A Reflection for the Saturday of the Fourteenth Week in Ordinary Time
“No disciple is above his teacher,
no slave above his master.
It is enough for the disciple that he become like his teacher,
for the slave that he become like his master.” (Mt 10:24-25)
It is not often I read a Gospel passage and have a visceral disagreement with what is taught. Today, this happened
It is not that I disagree with the sum of what Jesus teaches in this passage. I quite like what he says about not being afraid, and that God loves me so completely that every hair on my head is counted. I even like to hear that no disciple is above the teacher. What I cannot abide by is that no slave can be above the master.
Years ago, I would have glided over these words. The relationship of the enslaved person to the slaveholder would not have given me pause. And, if it did, it would likely have warmed my heart, not raise suspicion of distrust. I would equate God with holding me, the beloved enslaved, captive. I would experience it as an affirming statement, that I belong to God. But today, that ability to reinterpret the Gospels with charity, to accommodate, as I had before, that the world was different then—it fails me. Our world is different, and that makes all the difference.
Though it may have taken the church a long time to condemn the slave trade, it did. On Dec. 13, 1839, Pope Gregory XVI issued “In supremo apostolatus,” the papal bull condemning the institution of slavery, calling for its end everywhere. And yet we still live in a world plagued by myriad forms of servitude. From sex trafficking to forced child and domestic labor to child soldiers and forced marriages, it is estimated that at least 40 million people live under slavery, according to Free the Slaves. Modern slavery generates approximately $150 billion each year for enslavers. It was to these injustices that my mind traveled as I heard Jesus exhorting his disciples to not be above their master. How dare Jesus teach this given all we know today about the sin of slavery, the unconscionable human abuses? Surely, he knows, right?
Today, that ability to reinterpret the Gospels with charity, to accommodate, as I had before, that the world was different then—it fails me. Our world is different, and that makes all the difference.
In his Spiritual Exercises, St. Ignatius of Loyola counsels when prayer is dry or difficult and we feel ourselves entering into desolation, a place where we feel the absence of God and lack any good desires for God, that “to act against the desolation and overcome the temptations, we ought to remain always a little longer than the full hour.” (Spiritual Exercises, No. 13.) Still reeling from the shock of what I had read, I engaged in an enraged conversation with Jesus. Here’s kind of how that dialogue went:
Me: Why would you say such a thing?
Jesus: Why would you think that I would say what you think I said?

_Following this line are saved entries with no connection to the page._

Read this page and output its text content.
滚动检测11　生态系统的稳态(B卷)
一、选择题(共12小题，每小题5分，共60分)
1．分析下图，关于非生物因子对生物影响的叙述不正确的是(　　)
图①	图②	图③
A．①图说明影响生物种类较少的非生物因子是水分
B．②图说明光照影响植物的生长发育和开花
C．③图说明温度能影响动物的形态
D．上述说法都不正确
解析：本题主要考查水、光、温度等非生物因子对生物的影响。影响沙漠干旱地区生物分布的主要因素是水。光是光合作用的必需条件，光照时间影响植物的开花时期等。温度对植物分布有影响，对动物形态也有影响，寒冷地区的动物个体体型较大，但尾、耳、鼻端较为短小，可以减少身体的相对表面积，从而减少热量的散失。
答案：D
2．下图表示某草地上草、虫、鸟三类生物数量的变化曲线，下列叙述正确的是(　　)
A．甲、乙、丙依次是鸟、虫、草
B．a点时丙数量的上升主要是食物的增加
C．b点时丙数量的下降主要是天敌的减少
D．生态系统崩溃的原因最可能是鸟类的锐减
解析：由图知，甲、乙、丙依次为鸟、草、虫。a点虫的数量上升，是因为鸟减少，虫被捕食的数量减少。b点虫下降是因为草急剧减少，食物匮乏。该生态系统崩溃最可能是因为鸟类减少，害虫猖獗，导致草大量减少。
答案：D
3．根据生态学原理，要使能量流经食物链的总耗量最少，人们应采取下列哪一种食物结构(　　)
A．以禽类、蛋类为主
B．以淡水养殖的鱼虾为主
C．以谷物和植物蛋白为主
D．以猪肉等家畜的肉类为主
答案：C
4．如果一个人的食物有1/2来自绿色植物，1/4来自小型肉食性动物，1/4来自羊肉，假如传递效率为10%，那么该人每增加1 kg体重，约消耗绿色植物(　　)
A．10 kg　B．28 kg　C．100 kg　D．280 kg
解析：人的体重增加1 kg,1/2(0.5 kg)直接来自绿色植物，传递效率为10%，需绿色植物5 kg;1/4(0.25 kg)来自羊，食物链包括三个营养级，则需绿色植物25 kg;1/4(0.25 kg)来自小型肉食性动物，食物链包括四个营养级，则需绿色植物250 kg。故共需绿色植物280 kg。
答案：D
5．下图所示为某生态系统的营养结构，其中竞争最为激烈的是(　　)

Me: Oh, now I get it. I’m sorry, Jesus.
And in that aha moment, as I stayed on in prayer, God took me beyond my seething. Jesus calmed my fears as he had promised. He helped me understand that saying there is “no slave above the master” is to say that the master and the slave are equal, because one is created in image and likeness of the other. Jesus taught me a lesson today—again. Why can I not learn once and for all that Jesus would never say what I thought he said.